The roster consists of class of 2020 and 2021 prospects from cities and towns such as Ho-Ho-Kus, N.J., Bellefonte, Pa., and Staten Island, N.Y. The players are hand-picked, brought together under the US Elite East umbrella and then work hard to become one, big cohesive unit.
“The kids that we’ve chosen they sleep, they dream – they want this bad,” Samek said of his players’ aspirations to one-day play baseball at the college level or beyond. “I always say the sky’s the limit and you’re going to want to work hard. You have to push them to their ultimate goal and our biggest goal right now is these kids want to play in college. They love this sport and they work hard outside the sport, as well.”
Building off his own experiences as a standout four-sport athlete, Samek – who earned a degree in exercise science and is a personal trainer with his own performance training center – wants all of his players to be well-rounded.
“I’m a big believer in kids cross-training,” he said. “We’ve seen a lot of kids – stud players – who burn out. My whole thing today is when I tell these kids to play this baseball game, you are a football player on the field. You need to be aggressive toward the ball, you need to attack the bases; it’s all the same concept. You have to have that football mentality on the baseball field, and that’s how we train.”

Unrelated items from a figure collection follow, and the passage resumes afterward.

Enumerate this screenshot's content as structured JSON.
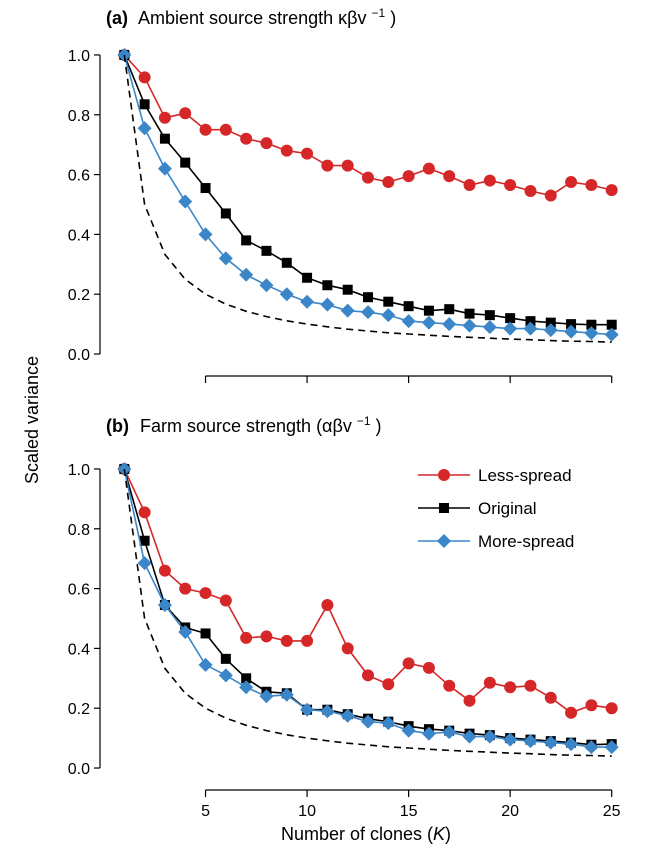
{
  "y_axis_title": "Scaled variance",
  "x_axis_title": {
    "prefix": "Number of clones (",
    "symbol": "K",
    "suffix": ")"
  },
  "colors": {
    "less": "#d62728",
    "original": "#000000",
    "more": "#3a86c8",
    "reference": "#000000"
  },
  "chart_data": [
    {
      "type": "line",
      "panel": "a",
      "title_letter": "(a)",
      "title_text": "Ambient source strength κβv",
      "title_sup": "−1",
      "title_close": ")",
      "x_ticks": [
        5,
        10,
        15,
        20,
        25
      ],
      "y_ticks": [
        "0.0",
        "0.2",
        "0.4",
        "0.6",
        "0.8",
        "1.0"
      ],
      "xlim": [
        0,
        26
      ],
      "ylim": [
        -0.03,
        1.05
      ],
      "x": [
        1,
        2,
        3,
        4,
        5,
        6,
        7,
        8,
        9,
        10,
        11,
        12,
        13,
        14,
        15,
        16,
        17,
        18,
        19,
        20,
        21,
        22,
        23,
        24,
        25
      ],
      "series": [
        {
          "name": "Less-spread",
          "color_key": "less",
          "marker": "circle",
          "values": [
            1.0,
            0.925,
            0.79,
            0.805,
            0.75,
            0.75,
            0.72,
            0.705,
            0.68,
            0.67,
            0.63,
            0.63,
            0.59,
            0.575,
            0.595,
            0.62,
            0.595,
            0.565,
            0.58,
            0.565,
            0.545,
            0.53,
            0.575,
            0.565,
            0.548
          ]
        },
        {
          "name": "Original",
          "color_key": "original",
          "marker": "square",
          "values": [
            1.0,
            0.835,
            0.72,
            0.64,
            0.555,
            0.47,
            0.38,
            0.345,
            0.305,
            0.255,
            0.23,
            0.215,
            0.19,
            0.175,
            0.16,
            0.145,
            0.15,
            0.135,
            0.13,
            0.12,
            0.11,
            0.105,
            0.1,
            0.098,
            0.098
          ]
        },
        {
          "name": "More-spread",
          "color_key": "more",
          "marker": "diamond",
          "values": [
            1.0,
            0.755,
            0.62,
            0.51,
            0.4,
            0.32,
            0.265,
            0.23,
            0.2,
            0.175,
            0.165,
            0.145,
            0.14,
            0.13,
            0.11,
            0.105,
            0.1,
            0.095,
            0.09,
            0.085,
            0.085,
            0.08,
            0.075,
            0.07,
            0.065
          ]
        },
        {
          "name": "",
          "color_key": "reference",
          "dashed": true,
          "formula": "1/K",
          "values": [
            1.0,
            0.5,
            0.333,
            0.25,
            0.2,
            0.167,
            0.143,
            0.125,
            0.111,
            0.1,
            0.091,
            0.083,
            0.077,
            0.071,
            0.067,
            0.063,
            0.059,
            0.056,
            0.053,
            0.05,
            0.048,
            0.045,
            0.043,
            0.042,
            0.04
          ]
        }
      ]
    },
    {
      "type": "line",
      "panel": "b",
      "title_letter": "(b)",
      "title_text": "Farm source strength (αβv",
      "title_sup": "−1",
      "title_close": ")",
      "x_ticks": [
        5,
        10,
        15,
        20,
        25
      ],
      "x_tick_labels": [
        "5",
        "10",
        "15",
        "20",
        "25"
      ],
      "y_ticks": [
        "0.0",
        "0.2",
        "0.4",
        "0.6",
        "0.8",
        "1.0"
      ],
      "xlim": [
        0,
        26
      ],
      "ylim": [
        -0.03,
        1.05
      ],
      "legend": {
        "placement": "top-right",
        "entries": [
          "Less-spread",
          "Original",
          "More-spread"
        ]
      },
      "x": [
        1,
        2,
        3,
        4,
        5,
        6,
        7,
        8,
        9,
        10,
        11,
        12,
        13,
        14,
        15,
        16,
        17,
        18,
        19,
        20,
        21,
        22,
        23,
        24,
        25
      ],
      "series": [
        {
          "name": "Less-spread",
          "color_key": "less",
          "marker": "circle",
          "values": [
            1.0,
            0.855,
            0.66,
            0.6,
            0.585,
            0.56,
            0.435,
            0.44,
            0.425,
            0.425,
            0.545,
            0.4,
            0.31,
            0.28,
            0.35,
            0.335,
            0.275,
            0.225,
            0.285,
            0.27,
            0.275,
            0.235,
            0.185,
            0.21,
            0.2
          ]
        },
        {
          "name": "Original",
          "color_key": "original",
          "marker": "square",
          "values": [
            1.0,
            0.76,
            0.545,
            0.47,
            0.45,
            0.365,
            0.3,
            0.255,
            0.25,
            0.195,
            0.195,
            0.18,
            0.165,
            0.155,
            0.14,
            0.13,
            0.125,
            0.115,
            0.11,
            0.1,
            0.095,
            0.09,
            0.085,
            0.078,
            0.08
          ]
        },
        {
          "name": "More-spread",
          "color_key": "more",
          "marker": "diamond",
          "values": [
            1.0,
            0.685,
            0.545,
            0.455,
            0.345,
            0.31,
            0.27,
            0.24,
            0.245,
            0.195,
            0.19,
            0.175,
            0.155,
            0.15,
            0.125,
            0.115,
            0.12,
            0.105,
            0.105,
            0.095,
            0.09,
            0.085,
            0.08,
            0.07,
            0.07
          ]
        },
        {
          "name": "",
          "color_key": "reference",
          "dashed": true,
          "formula": "1/K",
          "values": [
            1.0,
            0.5,
            0.333,
            0.25,
            0.2,
            0.167,
            0.143,
            0.125,
            0.111,
            0.1,
            0.091,
            0.083,
            0.077,
            0.071,
            0.067,
            0.063,
            0.059,
            0.056,
            0.053,
            0.05,
            0.048,
            0.045,
            0.043,
            0.042,
            0.04
          ]
        }
      ]
    }
  ]
}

In just a few days’ time, these young guys from New Jersey, New York and Pennsylvania will make the return trip home, and their counterparts from Texas, Georgia, Delaware, Illinois, Georgia and elsewhere will do the same. Samek will leave hoping he has done his job in a mentorship role and any efforts he’s made toward trying to help these fine young boys become even better young men won’t be wasted.
“I believe in the life lessons these guys will learn,” he said. “It’s how you carry yourself on the field, how you talk to an umpire and how respect your teammates as your brothers. The thing is, the life lesson here is that no one is any better than anybody else; you beat yourself.
“You’ve got to earn things in life and by earning things in life great things will happen, but there are different levels for everybody,” he concluded.” As long as you give 110-percent and be the best that you can be as a person, that is what will make you a respectable person in your life.”